The gist of that testimony is that Dr. Paterno had borne the expenses of the birth and baptism of
said children, who were born in the same year (1938) within 11 months of each other. In that
year, after the birth of Beatriz, mother and daughter had moved from A. Luna in San Juan, Rizal
to Rubi Street in San Andres Bukid, Manila, where the second child, Bernardo and a third,
Virginia, who died at four, were born. In 1940, the family moved to a house in A. Lake Street in
San Juan, Rizal purchased by Dr. Paterno. In both places, they had lived with and been
maintained by Dr. Paterno in the company of the Miranda and Macapinlac families.
PATERNO v. PATERNO
FC 175: ILLEGITIMATE CHILDREN: Cf. RPC 345, RPC 46. 59: COMPULSORY
RECOGNITION

Shortly before the outbreak of the war in December 1941, Dr. Paterno left for Hongkong where
he stayed until war’s end. In his absence, mother and children received monthly support from
Don Vicente Madrigal at the instance of Dr. Paterno who was Madrigal’s brother-in-law.
Sometime after liberation, they lived in the Madrigal compound in Gen. Luna, Paco, Manila.
When Dr. Paterno returned to the Philippines and until he left for Hongkong, he lived with
mother and children. When Dr.
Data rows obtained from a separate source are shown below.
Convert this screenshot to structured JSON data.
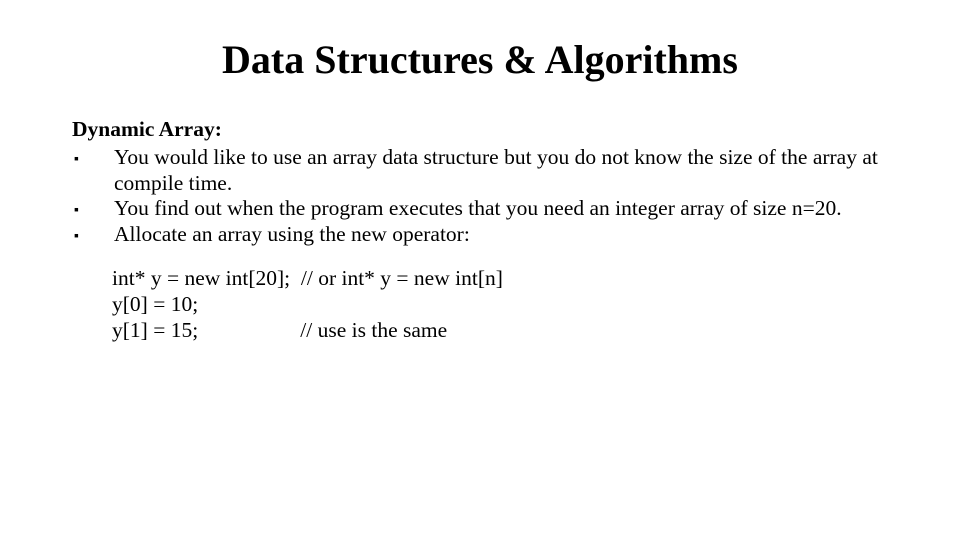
{
  "title": "Data Structures & Algorithms",
  "section": {
    "heading": "Dynamic Array:",
    "bullets": [
      "You would like to use an array data structure but you do not know the size of the array at compile time.",
      "You find out when the program executes that you need an integer array of size n=20.",
      "Allocate an array using the new operator:"
    ],
    "code": [
      "int* y = new int[20];  // or int* y = new int[n]",
      "y[0] = 10;",
      "y[1] = 15;                   // use is the same"
    ]
  }
}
Paterno returned once more from Hongkong, to be assigned to
the Madrigal cement plant in Binangonan, Rizal, he made it a point to see that Beatriz and
Bernardo went or were brought to visit him, especially during weekends, and on these
occasions, he and the children slept in his room in the same bed, he would tell them to come or
send word to him for anything they might need, and would give them money when they left.

Beatriz, then about thirteen or fourteen, was being sent to school in Sta. Isabel College by Dr.
Paterno, who did the same for Bernardo, who was enrolled at the University of Santo Tomas.
These reunions continued until he fell ill and had to keep to his house in Mendoza St., Quiapo,
Manila, and Doña Jacoba [wife of Dr. Paterno] forbade the children to see him on the excuse
that he might suffer a relapse. On some five occasions that they tried to see Dr. Paterno in his
residence while he lay sick, the children were given money by Doña Jacoba upon leaving. After
his death and burial, Doña Jacoba gave them money for their tuition.

Certain inconsistences may be noted in the testimony given by the above witnesses, but it is
overall unanimous and consistent as to the really crucial fact that Dr. Paterno treated and acted
towards Beatriz and Bernardo, from their birth onward, in a manner only a real father would and
leaving little doubt that he recognized and considered them as in truth his children.

The action for recognition (or to establish filiation) having been timely filed – having been
instituted after the age of the putative parent and before the attainment of the age of majority of
the children concerned – and the ground invoke therefore satisfactorily proven, the Court of
Appeals committed no error in declaring and confirming the status of the private respondents as
illegitimate children of the late Dr. Jose P. Paterno.